Nuovi martiri
Edifici religiosi bruciati, stragi crudeli e folli, diritti impunemente lesi, violenze fisiche e psicologiche di ogni tipo: dall’Egitto all’Iraq, dal Pakistan al Sudan. E in un batter d’occhio il martirio sembra tornare, macabro e d’attualità, in contesti di cristianesimo minoritario ma con radici plurisecolari. A ragione Benedetto XVI, nel messaggio per la pace d’inizio anno, scrive: «I cristiani sono attualmente il gruppo religioso che soffre il maggior numero di persecuzioni a motivo della propria fede», e si tratta di persecuzioni sulle quali, al di là di interventi formali e ambigui, i governi locali non prendono posizione come dovrebbero. La «caccia al cristiano», come qualcuno l’ha definita, sembra diventare basso e tollerato sfogo di rancori etnico-religiosi mai sopiti, spesso per colpire un Occidente che viene identificato con il cristianesimo. Detto questo, non può non venire alla mente quanto Tertulliano scriveva sul finire del II secolo, e cioè che il sangue dei martiri è semente di cristiani. In che senso, oggi? Così risponde monsignor Rino Fisichella, presidente del Pontificio consiglio per la nuova evangelizzazione: «Il martirio di molti cristiani non è diverso da quello sofferto nel corso dei secoli della nostra storia, eppure è veramente nuovo perché provoca gli uomini del nostro tempo spesso indifferenti a riflettere sul senso della vita e sul dono della fede». Sì, anche oggi il martirio scuote gli animi e dà da pensare.

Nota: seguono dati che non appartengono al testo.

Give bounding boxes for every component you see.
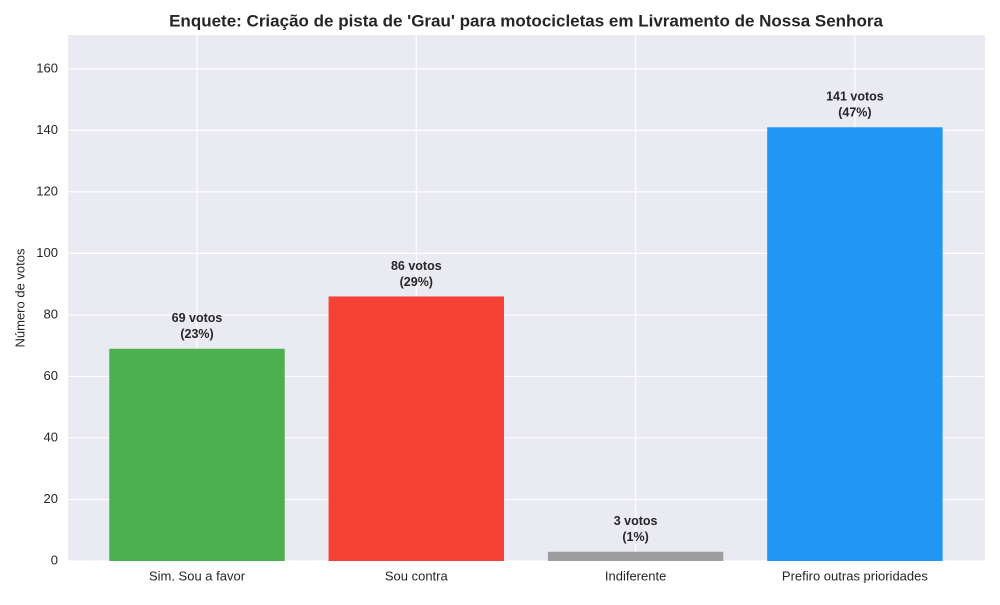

Il mese di marzo è riservato dalla Chiesa italiana alla memoria santa dei missionari martiri nel mondo. La data precisa è quella emblematica del 24, giorno in cui, nel 1980, venne assassinato – mentre celebrava l’Eucaristia – il vescovo salvadoregno Oscar Arnulfo Romero, figura emblematica di martire ucciso in una nazione cattolica e molto probabilmente da mandanti ed esecutori anch’essi, almeno di nome, cattolici. Su questo sfondo ci è parso interessante rivisitare la vicenda eroica di alcuni frati minori conventuali. A Pariacoto, in Perù, la sera del 9 agosto 1991, un commando di guerriglieri di Sendero Luminoso entra nel villaggio, fa irruzione in convento e sequestra fra Michal e fra Zbigniew. Di lì a poco, dopo un processo sommario, i due missionari vengono uccisi. Unico superstite è fra Jarek, rientrato in Polonia per partecipare alla Giornata mondiale della gioventù di Czestochowa. Giovanni Paolo II, raggiunto dalla notizia, lo incontra in privato, il 13 agosto. Chiede informazioni di prima mano e lo incoraggia con queste parole: «Sono i nuovi santi martiri del Perù».
È impossibile parlare di martirio senza guardare a Gesù, primo martire e modello di ogni martirio. La vicenda della croce sintetizza e manifesta lo stile di una vita tutta centrata sulla volontà del Padre e interamente donata per-gli-altri. Eppure, come scrive di recente il Papa, «spesso la Passione, la Croce di Gesù fanno paura, perché sembrano essere la negazione della vita. In realtà, è esattamente il contrario! La Croce è il “sì” di Dio all’uomo, l’espressione più alta e più intensa del suo amore e la sorgente da cui sgorga la vita eterna». Ci vorrebbe tempo per spiegare bene il significato di queste parole, che però ci indicano come il cammino della croce sia stato percorso innanzitutto da Dio stesso: non solo Dio si è fatto uomo (incarnazione, Natale), ma si è fatto quell’uomo (croce, redenzione, mistero pasquale), e questo è avvenuto in favore dell’intera umanità presente, passata e futura. È in questo senso che ripercorrere la Via Crucis, la via dolorosa della croce – come invitiamo a fare attraverso l’inserto finemente illustrato e commentato di questo fascicolo – è un atto di attenzione devota al mistero della salvezza che si compie e si rende a noi contemporaneo. Camminare con Gesù in obbedienza al Padre, questa è la via che salva, sulla quale tornare sempre di nuovo, con lucido abbandono.